Song Meaning
These lyrics open with a wistful glance back at youth, centered around a pub and the "best group of my life." It's a "splendid time, when a man is still a boy," a period of carefree camaraderie. Yet, a quiet confession emerges: the narrator was the "last of all," the one who "never even a tap" when it came to romantic experience. This sets up a poignant contrast between shared male bonding and personal isolation.
That isolation shatters with the sudden arrival of a woman, described with striking imagery as a "flood of raven hair." The encounter is immediate and intense, moving quickly from a few words to a profound vulnerability, where they are "naked as before God." This rapid shift underscores the overwhelming nature of the moment, a long-anticipated experience finally breaking through the narrator's previous inexperience.
The lyrics powerfully emphasize this breakthrough through repetition: "What I previously knew only from Playboy / She's the one I painted on the walls." This repeated phrase starkly contrasts the narrator's prior world of fantasy and idealized images with the raw, tangible reality of the present. The woman's actions, like sewing him "into her skin," convey an almost visceral, all-consuming intimacy that erases his past "troubles."
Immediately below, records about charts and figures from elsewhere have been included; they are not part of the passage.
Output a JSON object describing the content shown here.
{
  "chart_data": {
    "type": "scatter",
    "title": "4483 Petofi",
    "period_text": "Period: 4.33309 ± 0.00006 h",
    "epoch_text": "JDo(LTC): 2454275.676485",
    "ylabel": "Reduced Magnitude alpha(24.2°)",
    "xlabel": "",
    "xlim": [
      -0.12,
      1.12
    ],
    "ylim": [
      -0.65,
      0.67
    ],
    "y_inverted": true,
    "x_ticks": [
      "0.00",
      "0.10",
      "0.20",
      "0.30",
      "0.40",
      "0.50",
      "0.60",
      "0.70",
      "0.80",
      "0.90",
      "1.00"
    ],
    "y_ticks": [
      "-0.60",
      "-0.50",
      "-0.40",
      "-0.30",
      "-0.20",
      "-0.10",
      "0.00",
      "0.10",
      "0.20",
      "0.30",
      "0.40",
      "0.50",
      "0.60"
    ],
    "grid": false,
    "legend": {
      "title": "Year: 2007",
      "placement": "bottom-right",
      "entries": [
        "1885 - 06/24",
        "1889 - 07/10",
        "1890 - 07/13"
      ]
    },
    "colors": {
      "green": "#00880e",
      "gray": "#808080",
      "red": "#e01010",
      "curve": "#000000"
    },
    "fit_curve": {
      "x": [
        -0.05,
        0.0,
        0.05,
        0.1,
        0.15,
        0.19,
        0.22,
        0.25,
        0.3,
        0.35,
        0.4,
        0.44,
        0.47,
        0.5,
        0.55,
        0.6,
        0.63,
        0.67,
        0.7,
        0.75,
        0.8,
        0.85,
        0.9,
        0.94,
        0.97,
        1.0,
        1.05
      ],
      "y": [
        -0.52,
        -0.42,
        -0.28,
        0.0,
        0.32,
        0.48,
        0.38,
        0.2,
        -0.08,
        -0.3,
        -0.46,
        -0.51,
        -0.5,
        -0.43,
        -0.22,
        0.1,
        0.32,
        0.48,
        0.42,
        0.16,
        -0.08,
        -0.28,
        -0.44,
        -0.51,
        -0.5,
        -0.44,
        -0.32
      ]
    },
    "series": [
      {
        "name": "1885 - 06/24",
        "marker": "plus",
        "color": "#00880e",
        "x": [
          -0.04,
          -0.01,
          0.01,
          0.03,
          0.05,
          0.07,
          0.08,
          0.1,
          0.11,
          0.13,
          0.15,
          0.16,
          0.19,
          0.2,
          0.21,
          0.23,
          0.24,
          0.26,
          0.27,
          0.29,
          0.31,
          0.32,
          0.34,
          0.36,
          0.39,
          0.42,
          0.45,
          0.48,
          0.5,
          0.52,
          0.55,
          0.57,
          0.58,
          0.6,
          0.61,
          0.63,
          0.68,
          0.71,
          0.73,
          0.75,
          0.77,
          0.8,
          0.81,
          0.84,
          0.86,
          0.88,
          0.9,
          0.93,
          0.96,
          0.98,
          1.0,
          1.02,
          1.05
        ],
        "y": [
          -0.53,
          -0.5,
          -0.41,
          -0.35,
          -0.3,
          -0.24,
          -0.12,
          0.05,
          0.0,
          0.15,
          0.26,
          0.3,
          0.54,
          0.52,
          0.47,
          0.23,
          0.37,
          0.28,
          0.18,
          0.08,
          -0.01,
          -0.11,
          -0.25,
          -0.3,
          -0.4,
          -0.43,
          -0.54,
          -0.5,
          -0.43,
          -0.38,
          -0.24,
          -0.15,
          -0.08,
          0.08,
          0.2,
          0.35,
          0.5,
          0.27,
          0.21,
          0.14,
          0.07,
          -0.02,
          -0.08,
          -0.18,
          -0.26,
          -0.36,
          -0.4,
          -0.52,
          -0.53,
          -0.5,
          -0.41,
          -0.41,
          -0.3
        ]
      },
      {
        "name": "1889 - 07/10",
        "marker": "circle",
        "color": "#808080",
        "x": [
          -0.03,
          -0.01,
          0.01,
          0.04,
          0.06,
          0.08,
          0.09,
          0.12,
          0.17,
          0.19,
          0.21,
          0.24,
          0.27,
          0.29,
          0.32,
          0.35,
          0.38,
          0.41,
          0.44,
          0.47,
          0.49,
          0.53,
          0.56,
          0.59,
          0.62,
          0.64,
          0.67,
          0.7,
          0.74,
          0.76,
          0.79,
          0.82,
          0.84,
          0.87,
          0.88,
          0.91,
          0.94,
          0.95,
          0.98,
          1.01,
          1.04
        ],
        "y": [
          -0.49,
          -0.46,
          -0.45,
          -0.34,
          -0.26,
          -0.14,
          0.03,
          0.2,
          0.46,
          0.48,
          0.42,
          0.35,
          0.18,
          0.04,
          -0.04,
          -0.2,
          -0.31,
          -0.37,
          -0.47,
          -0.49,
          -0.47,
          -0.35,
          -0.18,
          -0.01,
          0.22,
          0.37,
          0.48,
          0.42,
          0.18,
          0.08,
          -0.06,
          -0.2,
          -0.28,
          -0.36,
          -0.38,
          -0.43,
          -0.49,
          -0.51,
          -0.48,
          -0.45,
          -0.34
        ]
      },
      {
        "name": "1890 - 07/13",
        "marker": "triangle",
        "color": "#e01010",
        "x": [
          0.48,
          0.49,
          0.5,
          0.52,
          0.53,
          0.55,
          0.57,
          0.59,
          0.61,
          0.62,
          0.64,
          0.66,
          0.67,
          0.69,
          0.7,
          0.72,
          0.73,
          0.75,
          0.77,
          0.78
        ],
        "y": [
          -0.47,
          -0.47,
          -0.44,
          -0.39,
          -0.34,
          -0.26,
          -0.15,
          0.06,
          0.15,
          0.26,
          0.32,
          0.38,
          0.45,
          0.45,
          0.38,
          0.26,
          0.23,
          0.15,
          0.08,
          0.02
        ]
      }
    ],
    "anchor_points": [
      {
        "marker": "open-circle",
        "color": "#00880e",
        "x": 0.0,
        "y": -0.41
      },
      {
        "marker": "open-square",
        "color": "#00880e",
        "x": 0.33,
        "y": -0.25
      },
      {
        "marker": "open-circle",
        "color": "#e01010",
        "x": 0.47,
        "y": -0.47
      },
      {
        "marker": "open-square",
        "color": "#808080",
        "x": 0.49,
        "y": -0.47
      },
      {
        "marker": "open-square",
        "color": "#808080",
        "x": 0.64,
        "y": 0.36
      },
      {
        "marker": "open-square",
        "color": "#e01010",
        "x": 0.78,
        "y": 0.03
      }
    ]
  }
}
The narrative culminates in an abrupt return to reality. Kicked out "at half past two," the narrator finds his friends waiting "on the same street," welcoming him with a "big bouquet." This final image is both humorous and tender, suggesting the group's knowing acceptance and celebration of his passage. It encapsulates the fleeting intensity of the encounter and the enduring, grounding presence of his closest companions, making the entire experience feel deeply personal yet universally understood.